Vano diam tidak tau harus bagaimana lagi membela diri, kepalanya terasa pusing memikirkan langkah selanjutnya.
Ceklek
Vira masuk membawa Vallen, Vano langsung berdiri dan menjauhkan uminya dari gadis itu.
"Umi apa yang kau lakukan!" Vano sedikit emosi khawatir jika gadis itu melukai Vira.
"Besok!" Ucap Vira.
"Besok apanya sayang?" Saut Vino mendekati Vira.
"Putramu menikahi gadis ini" jawab Vira menatap Vallen.
"Jangan bercanda umi, aku tidak mengenal nya sama sekali aku tidak tau namanya aku tidak tau orangtuanya aku tidak tau asalnya dan aku tidak tau Tuhannya" kata Vano.
"Sayang siapa namamu?" Tanya Vira menatap Vallen dan mengabaikan ucapan putranya.
Vallen mengerti bahasa manusia namun ia enggan berbicara, dia hanya mengangkat tangan lalu menunjukkan sebuah nama di lengannya.
"Vallen, Vallen orang tua mu dimana?" Tanya vira.
Vallen mengangkat bahu seolah-olah dia hanya sedang melakukan tanya jawab.
"Siapa Tuhan mu?" Tanya Vira sedikit ragu melihat penampilan Vallen seperti bukan gadis biasa.
Vallen melihat sekeliling, kakinya melangkah mencari sesuatu untuk menjawab pertanyaan dari Vira.

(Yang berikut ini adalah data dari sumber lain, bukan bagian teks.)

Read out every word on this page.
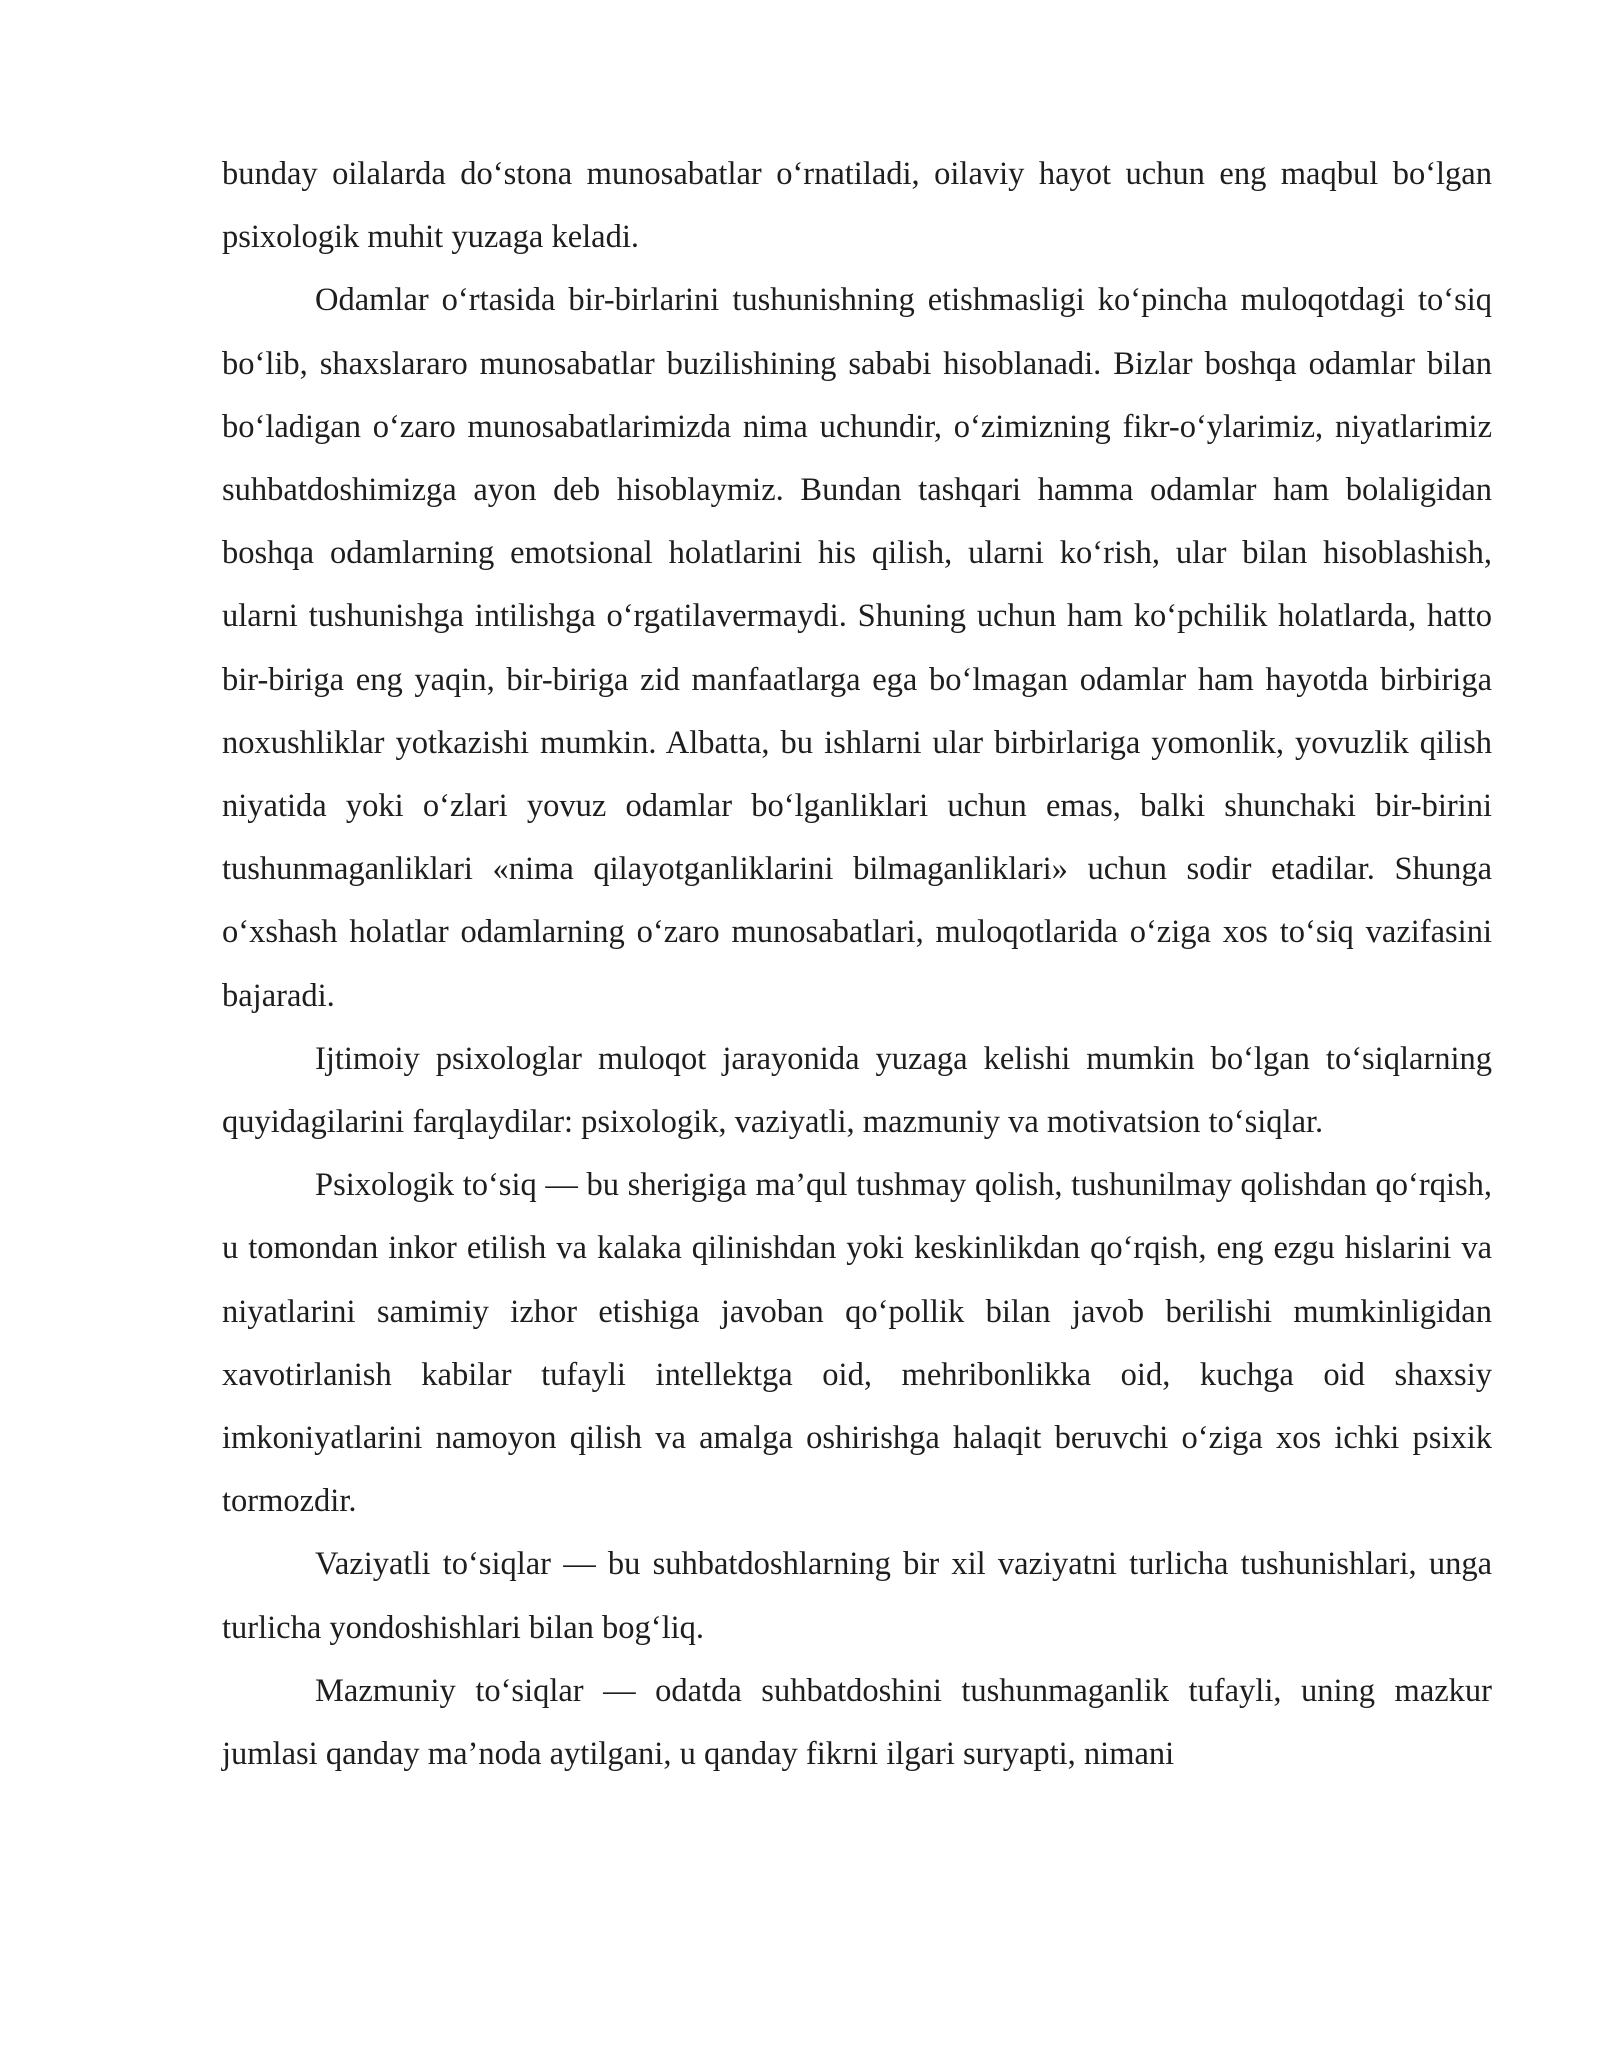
bunday oilalarda do‘stona munosabatlar o‘rnatiladi, oilaviy hayot uchun eng maqbul bo‘lgan psixologik muhit yuzaga keladi.

Odamlar o‘rtasida bir-birlarini tushunishning etishmasligi ko‘pincha muloqotdagi to‘siq bo‘lib, shaxslararo munosabatlar buzilishining sababi hisoblanadi. Bizlar boshqa odamlar bilan bo‘ladigan o‘zaro munosabatlarimizda nima uchundir, o‘zimizning fikr-o‘ylarimiz, niyatlarimiz suhbatdoshimizga ayon deb hisoblaymiz. Bundan tashqari hamma odamlar ham bolaligidan boshqa odamlarning emotsional holatlarini his qilish, ularni ko‘rish, ular bilan hisoblashish, ularni tushunishga intilishga o‘rgatilavermaydi. Shuning uchun ham ko‘pchilik holatlarda, hatto bir-biriga eng yaqin, bir-biriga zid manfaatlarga ega bo‘lmagan odamlar ham hayotda birbiriga noxushliklar yotkazishi mumkin. Albatta, bu ishlarni ular birbirlariga yomonlik, yovuzlik qilish niyatida yoki o‘zlari yovuz odamlar bo‘lganliklari uchun emas, balki shunchaki bir-birini tushunmaganliklari «nima qilayotganliklarini bilmaganliklari» uchun sodir etadilar. Shunga o‘xshash holatlar odamlarning o‘zaro munosabatlari, muloqotlarida o‘ziga xos to‘siq vazifasini bajaradi.

Ijtimoiy psixologlar muloqot jarayonida yuzaga kelishi mumkin bo‘lgan to‘siqlarning quyidagilarini farqlaydilar: psixologik, vaziyatli, mazmuniy va motivatsion to‘siqlar.

Psixologik to‘siq — bu sherigiga ma’qul tushmay qolish, tushunilmay qolishdan qo‘rqish, u tomondan inkor etilish va kalaka qilinishdan yoki keskinlikdan qo‘rqish, eng ezgu hislarini va niyatlarini samimiy izhor etishiga javoban qo‘pollik bilan javob berilishi mumkinligidan xavotirlanish kabilar tufayli intellektga oid, mehribonlikka oid, kuchga oid shaxsiy imkoniyatlarini namoyon qilish va amalga oshirishga halaqit beruvchi o‘ziga xos ichki psixik tormozdir.

Vaziyatli to‘siqlar — bu suhbatdoshlarning bir xil vaziyatni turlicha tushunishlari, unga turlicha yondoshishlari bilan bog‘liq.

Mazmuniy to‘siqlar — odatda suhbatdoshini tushunmaganlik tufayli, uning mazkur jumlasi qanday ma’noda aytilgani, u qanday fikrni ilgari suryapti, nimani
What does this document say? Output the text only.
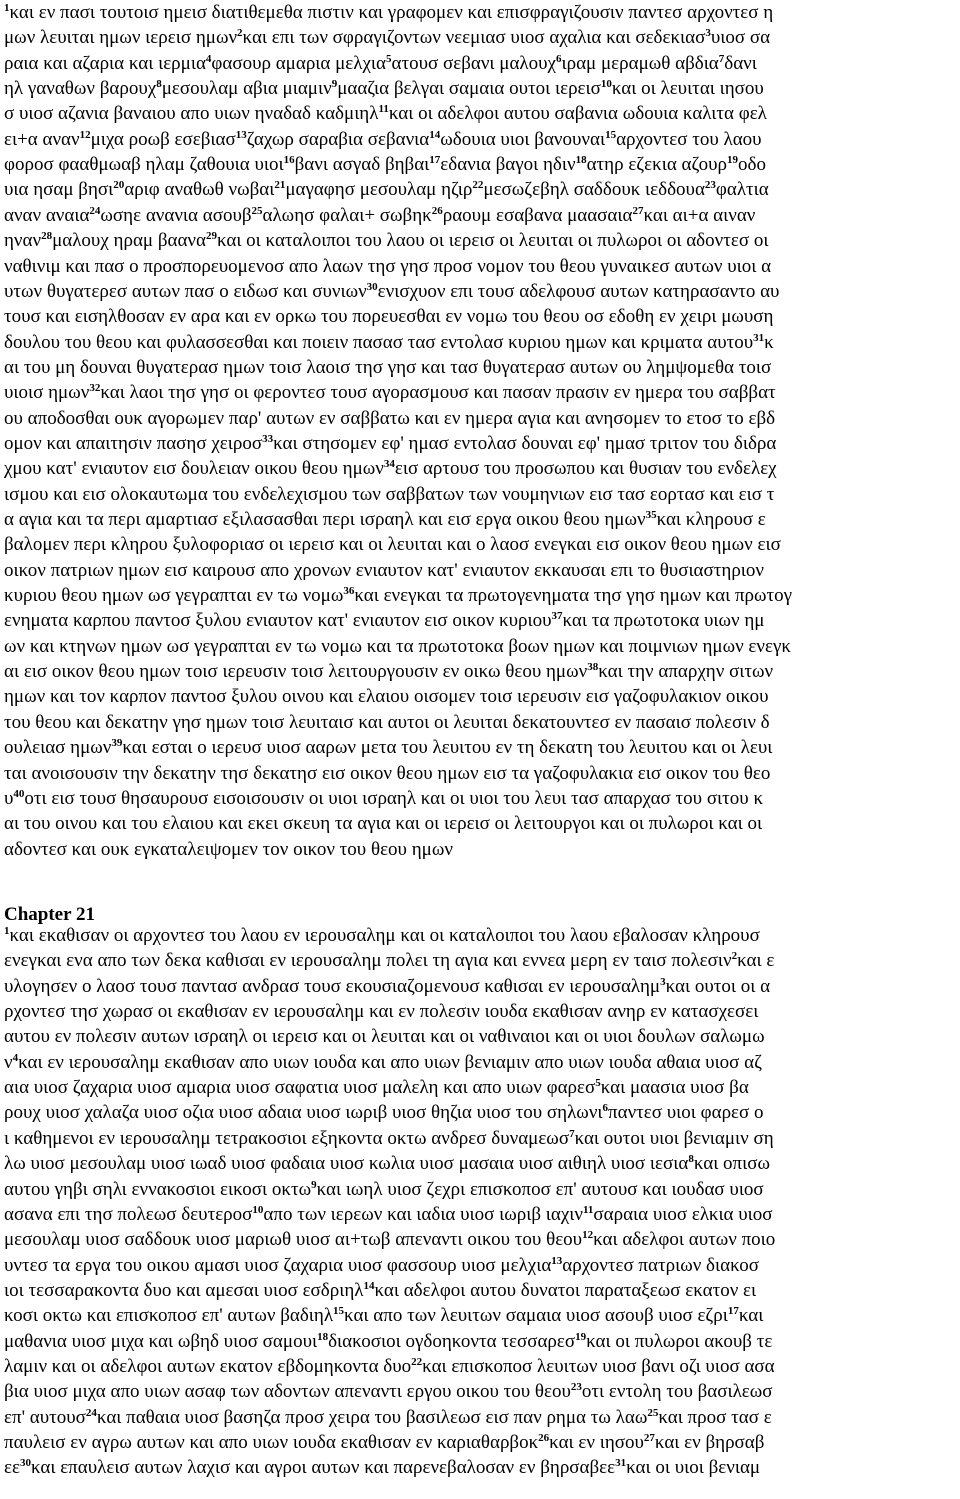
$^1$και εν πασι τουτοισ ημεισ διατιθεμεθα πιστιν και γραφομεν και επισφραγιζουσιν παντεσ αρχοντεσ η
μων λευιται ημων ιερεισ ημων$^2$και επι των σφραγιζοντων νεεμιασ υιοσ αχαλια και σεδεκιασ$^3$υιοσ σα
ραια και αζαρια και ιερμια$^4$φασουρ αμαρια μελχια$^5$ατουσ σεβανι μαλουχ$^6$ιραμ μεραμωθ αβδια$^7$δανι
ηλ γαναθων βαρουχ$^8$μεσουλαμ αβια μιαμιν$^9$μααζια βελγαι σαμαια ουτοι ιερεισ$^{10}$και οι λευιται ιησου
σ υιοσ αζανια βαναιου απο υιων ηναδαδ καδμιηλ$^{11}$και οι αδελφοι αυτου σαβανια ωδουια καλιτα φελ
ει+α αναν$^{12}$μιχα ροωβ εσεβιασ$^{13}$ζαχωρ σαραβια σεβανια$^{14}$ωδουια υιοι βανουναι$^{15}$αρχοντεσ του λαου
φοροσ φααθμωαβ ηλαμ ζαθουια υιοι$^{16}$βανι ασγαδ βηβαι$^{17}$εδανια βαγοι ηδιν$^{18}$ατηρ εζεκια αζουρ$^{19}$οδο
υια ησαμ βησι$^{20}$αριφ αναθωθ νωβαι$^{21}$μαγαφησ μεσουλαμ ηζιρ$^{22}$μεσωζεβηλ σαδδουκ ιεδδουα$^{23}$φαλτια
αναν αναια$^{24}$ωσηε ανανια ασουβ$^{25}$αλωησ φαλαι+ σωβηκ$^{26}$ραουμ εσαβανα μαασαια$^{27}$και αι+α αιναν
ηναν$^{28}$μαλουχ ηραμ βαανα$^{29}$και οι καταλοιποι του λαου οι ιερεισ οι λευιται οι πυλωροι οι αδοντεσ οι
ναθινιμ και πασ ο προσπορευομενοσ απο λαων τησ γησ προσ νομον του θεου γυναικεσ αυτων υιοι α
υτων θυγατερεσ αυτων πασ ο ειδωσ και συνιων$^{30}$ενισχυον επι τουσ αδελφουσ αυτων κατηρασαντο αυ
τουσ και εισηλθοσαν εν αρα και εν ορκω του πορευεσθαι εν νομω του θεου οσ εδοθη εν χειρι μωυση
δουλου του θεου και φυλασσεσθαι και ποιειν πασασ τασ εντολασ κυριου ημων και κριματα αυτου$^{31}$κ
αι του μη δουναι θυγατερασ ημων τοισ λαοισ τησ γησ και τασ θυγατερασ αυτων ου λημψομεθα τοισ
υιοισ ημων$^{32}$και λαοι τησ γησ οι φεροντεσ τουσ αγορασμουσ και πασαν πρασιν εν ημερα του σαββατ
ου αποδοσθαι ουκ αγορωμεν παρ' αυτων εν σαββατω και εν ημερα αγια και ανησομεν το ετοσ το εβδ
ομον και απαιτησιν πασησ χειροσ$^{33}$και στησομεν εφ' ημασ εντολασ δουναι εφ' ημασ τριτον του διδρα
χμου κατ' ενιαυτον εισ δουλειαν οικου θεου ημων$^{34}$εισ αρτουσ του προσωπου και θυσιαν του ενδελεχ
ισμου και εισ ολοκαυτωμα του ενδελεχισμου των σαββατων των νουμηνιων εισ τασ εορτασ και εισ τ
α αγια και τα περι αμαρτιασ εξιλασασθαι περι ισραηλ και εισ εργα οικου θεου ημων$^{35}$και κληρουσ ε
βαλομεν περι κληρου ξυλοφοριασ οι ιερεισ και οι λευιται και ο λαοσ ενεγκαι εισ οικον θεου ημων εισ
οικον πατριων ημων εισ καιρουσ απο χρονων ενιαυτον κατ' ενιαυτον εκκαυσαι επι το θυσιαστηριον
κυριου θεου ημων ωσ γεγραπται εν τω νομω$^{36}$και ενεγκαι τα πρωτογενηματα τησ γησ ημων και πρωτογ
ενηματα καρπου παντοσ ξυλου ενιαυτον κατ' ενιαυτον εισ οικον κυριου$^{37}$και τα πρωτοτοκα υιων ημ
ων και κτηνων ημων ωσ γεγραπται εν τω νομω και τα πρωτοτοκα βοων ημων και ποιμνιων ημων ενεγκ
αι εισ οικον θεου ημων τοισ ιερευσιν τοισ λειτουργουσιν εν οικω θεου ημων$^{38}$και την απαρχην σιτων
ημων και τον καρπον παντοσ ξυλου οινου και ελαιου οισομεν τοισ ιερευσιν εισ γαζοφυλακιον οικου
του θεου και δεκατην γησ ημων τοισ λευιταισ και αυτοι οι λευιται δεκατουντεσ εν πασαισ πολεσιν δ
ουλειασ ημων$^{39}$και εσται ο ιερευσ υιοσ ααρων μετα του λευιτου εν τη δεκατη του λευιτου και οι λευι
ται ανοισουσιν την δεκατην τησ δεκατησ εισ οικον θεου ημων εισ τα γαζοφυλακια εισ οικον του θεο
$\upsilon^{40}o\tau\iota$ εισ τουσ θησαυρουσ εισοισουσιν οι υιοι ισραηλ και οι υιοι του λευι τασ απαρχασ του σιτου κ
αι του οινου και του ελαιου και εκει σκευη τα αγια και οι ιερεισ οι λειτουργοι και οι πυλωροι και οι
αδοντεσ και ουκ εγκαταλειψομεν τον οικον του θεου ημων
Chapter 21
$^1$και εκαθισαν οι αρχοντεσ του λαου εν ιερουσαλημ και οι καταλοιποι του λαου εβαλοσαν κληρουσ
ενεγκαι ενα απο των δεκα καθισαι εν ιερουσαλημ πολει τη αγια και εννεα μερη εν ταισ πολεσιν$^2$και ε
υλογησεν ο λαοσ τουσ παντασ ανδρασ τουσ εκουσιαζομενουσ καθισαι εν ιερουσαλημ$^3$και ουτοι οι α
ρχοντεσ τησ χωρασ οι εκαθισαν εν ιερουσαλημ και εν πολεσιν ιουδα εκαθισαν ανηρ εν κατασχεσει
αυτου εν πολεσιν αυτων ισραηλ οι ιερεισ και οι λευιται και οι ναθιναιοι και οι υιοι δουλων σαλωμω
$\nu^4\kappa\alpha\iota$ εν ιερουσαλημ εκαθισαν απο υιων ιουδα και απο υιων βενιαμιν απο υιων ιουδα αθαια υιοσ αζ
αια υιοσ ζαχαρια υιοσ αμαρια υιοσ σαφατια υιοσ μαλελη και απο υιων φαρεσ$^5$και μαασια υιοσ βα
ρουχ υιοσ χαλαζα υιοσ οζια υιοσ αδαια υιοσ ιωριβ υιοσ θηζια υιοσ του σηλωνι$^6$παντεσ υιοι φαρεσ ο
ι καθημενοι εν ιερουσαλημ τετρακοσιοι εξηκοντα οκτω ανδρεσ δυναμεωσ$^7$και ουτοι υιοι βενιαμιν ση
λω υιοσ μεσουλαμ υιοσ ιωαδ υιοσ φαδαια υιοσ κωλια υιοσ μασαια υιοσ αιθιηλ υιοσ ιεσια$^8$και οπισω
αυτου γηβι σηλι εννακοσιοι εικοσι οκτω$^9$και ιωηλ υιοσ ζεχρι επισκοποσ επ' αυτουσ και ιουδασ υιοσ
ασανα επι τησ πολεωσ δευτεροσ$^{10}$απο των ιερεων και ιαδια υιοσ ιωριβ ιαχιν$^{11}$σαραια υιοσ ελκια υιοσ
μεσουλαμ υιοσ σαδδουκ υιοσ μαριωθ υιοσ αι+τωβ απεναντι οικου του θεου$^{12}$και αδελφοι αυτων ποιο
υντεσ τα εργα του οικου αμασι υιοσ ζαχαρια υιοσ φασσουρ υιοσ μελχια$^{13}$αρχοντεσ πατριων διακοσ
ιοι τεσσαρακοντα δυο και αμεσαι υιοσ εσδριηλ$^{14}$και αδελφοι αυτου δυνατοι παραταξεωσ εκατον ει
κοσι οκτω και επισκοποσ επ' αυτων βαδιηλ$^{15}$και απο των λευιτων σαμαια υιοσ ασουβ υιοσ εζρι$^{17}$και
μαθανια υιοσ μιχα και ωβηδ υιοσ σαμουι$^{18}$διακοσιοι ογδοηκοντα τεσσαρεσ$^{19}$και οι πυλωροι ακουβ τε
λαμιν και οι αδελφοι αυτων εκατον εβδομηκοντα δυο$^{22}$και επισκοποσ λευιτων υιοσ βανι οζι υιοσ ασα
βια υιοσ μιχα απο υιων ασαφ των αδοντων απεναντι εργου οικου του θεου$^{23}$οτι εντολη του βασιλεωσ
επ' αυτουσ$^{24}$και παθαια υιοσ βασηζα προσ χειρα του βασιλεωσ εισ παν ρημα τω λαω$^{25}$και προσ τασ ε
παυλεισ εν αγρω αυτων και απο υιων ιουδα εκαθισαν εν καριαθαρβοκ$^{26}$και εν ιησου$^{27}$και εν βηρσαβ
$\varepsilon\varepsilon^{30}\kappa\alpha\iota$ επαυλεισ αυτων λαχισ και αγροι αυτων και παρενεβαλοσαν εν βηρσαβεε$^{31}$και οι υιοι βενιαμ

Vallen menunjuk sebuah Al Qur'an diatas meja, sebenarnya Vallen sendiri tidak tahu jawaban untuk pertanyaan yang satu ini karena dia tidak pernah mendapat pertanyaan seperti itu.
Huuhh
Vira menghembuskan nafas lega, apa yang ia takutkan tidak terjadi. Mereka sama tapi disisi lain Vano tidak akan pernah yakin dengan jawaban Vallen.
"Apa yang kau tunggu? Masih tidak ingin bertanggung jawab?" Tanya Vira mengalihkan pandangannya pada Vano.
"Umi bisa tinggalkan aku sebentar? Vano janji tidak akan menyentuh ataupun menatap nya tidak akan" ucap Vano memegang tangan Vira.
"Cih kau pikir setelah umi melihat kejadian itu umi akan percaya"
"VANO AKAN BERTANGGUNG JAWAB PENUH UMI" ucap Vano memberikan penekanan pada setiap perkataan nya.
"Bagus!" Vira menarik suaminya keluar dari kamar membiarkan Vano berbicara sebentar dengan Vallen.
"Awasi gadis ini, ada yang tidak beres dari wajahnya!" Bisik Vino disaat melewati Vano.
Setelah orangtuanya keluar Vano duduk di atas ranjang menopang wajah dengan tangan yang dipangku oleh lututnya.
"Aku tidak ingin bercanda Vallen, katakan siapa dirimu dan pergi dari sini, aku tidak akan mengganggumu pergilah jalankan aksimu sebagai ketua mafia dan aku tidak akan menangkap mu" ucap Vano frustasi.
"Berani kau mendekati ku nyawamu habis dengan pistol ini!!" Ancam Vano padahal dia tidak akan pernah melakukan itu pada siapapun.
Vallen menggelengkan kepala lalu duduk di atas lantai menatap Vano.